Breeding months, end of August or September to December.
The still present and alive Red-rumped parrots, Platycercus haematonotus; A pair in suburban Sydney (at Baulkham Hills) - photo by Richard Taylor.
The above 1925 Ornithologist Section report also refers to political parties stacking community trusts or 'independent' bodies with politicians or the familiar by now 'jobs for the boys' unwritten policy - a practice which continues to today, despite community circumspection and pessimism being generated as these appointments manifest in serving the interests of those appointed or the political parties and not necessarily the reserves and their wildlife or the human community. Then such practices were reported as:
Preference to Politicians
On the face of things, it would appear that the honorary controlling bodies of such big "playgrounds" as the National Park and Kur-ing-gai Chase should be combinations of business men and naturalists. But it has been a habit in New South Wales to give preference to politicians in such matters— why is not very clear. There have been various agitations on the general point, partly because many of the politicians or ex-politicians on these trusts have failed to attend meetings for several years— and have also failed to send in their resignations. Now, for the first time, naturalists have been added to the trusts.
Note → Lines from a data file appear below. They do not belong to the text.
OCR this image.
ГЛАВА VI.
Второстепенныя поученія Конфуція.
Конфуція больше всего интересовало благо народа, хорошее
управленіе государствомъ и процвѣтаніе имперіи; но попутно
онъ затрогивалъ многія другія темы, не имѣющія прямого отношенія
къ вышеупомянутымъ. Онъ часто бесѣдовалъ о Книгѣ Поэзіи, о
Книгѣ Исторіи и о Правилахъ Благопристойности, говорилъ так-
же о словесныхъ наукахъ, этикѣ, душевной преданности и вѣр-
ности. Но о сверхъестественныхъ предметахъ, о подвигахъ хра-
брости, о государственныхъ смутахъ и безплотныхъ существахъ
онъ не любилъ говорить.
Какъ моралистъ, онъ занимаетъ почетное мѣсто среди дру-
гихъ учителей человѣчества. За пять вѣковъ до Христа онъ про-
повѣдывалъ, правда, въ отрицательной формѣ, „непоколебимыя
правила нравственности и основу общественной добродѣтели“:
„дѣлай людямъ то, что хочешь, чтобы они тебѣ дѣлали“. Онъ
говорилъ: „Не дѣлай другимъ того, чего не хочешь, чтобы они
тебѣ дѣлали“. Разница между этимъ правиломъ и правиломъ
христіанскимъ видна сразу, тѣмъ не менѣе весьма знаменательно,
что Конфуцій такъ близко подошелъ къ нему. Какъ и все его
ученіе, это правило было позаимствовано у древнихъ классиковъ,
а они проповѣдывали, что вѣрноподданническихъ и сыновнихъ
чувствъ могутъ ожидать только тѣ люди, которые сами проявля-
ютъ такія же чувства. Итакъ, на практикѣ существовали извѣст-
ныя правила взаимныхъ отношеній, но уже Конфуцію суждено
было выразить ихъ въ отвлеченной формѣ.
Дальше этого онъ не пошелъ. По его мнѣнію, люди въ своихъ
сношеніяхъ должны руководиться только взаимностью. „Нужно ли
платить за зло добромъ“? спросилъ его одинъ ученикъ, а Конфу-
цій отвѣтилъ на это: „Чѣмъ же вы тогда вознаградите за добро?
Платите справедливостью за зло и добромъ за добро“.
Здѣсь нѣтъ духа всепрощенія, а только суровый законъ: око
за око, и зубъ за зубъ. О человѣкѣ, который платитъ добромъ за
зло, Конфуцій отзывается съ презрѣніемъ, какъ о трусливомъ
One of Mr. Loughlin's last acts as Minister for Lands was to appoint Mr. H. Wolstenholme to the Kuring-gai Chase trust and Messrs. A. H. Chisholm and G. M. Goldfinch to the trust controlling National Park. But even on this occasion the ubiquitous politician is well in evidence. The appointments include Mr. R. J. Greig, M.L.A., to Kuring- gai Chase, and Mr. R. J. Stuart-Robertson, M.L.A., to National Park. It is for these two to show that they can beat even the naturalists in activity. Town Topics (1926, December 3). The Daily Telegraph (Sydney, NSW : 1883 - 1930), p. 6. Retrieved from http://nla.gov.au/nla.news-article245921102
The politicians were no longer Trustees when they rewrote the rules for the Chase and had them published at the beginning of 1930 - once again the passion for protecting birds and animals, and aboriginal artefacts, as well as the flora, predominates. That has been transcribed and runs in References in full.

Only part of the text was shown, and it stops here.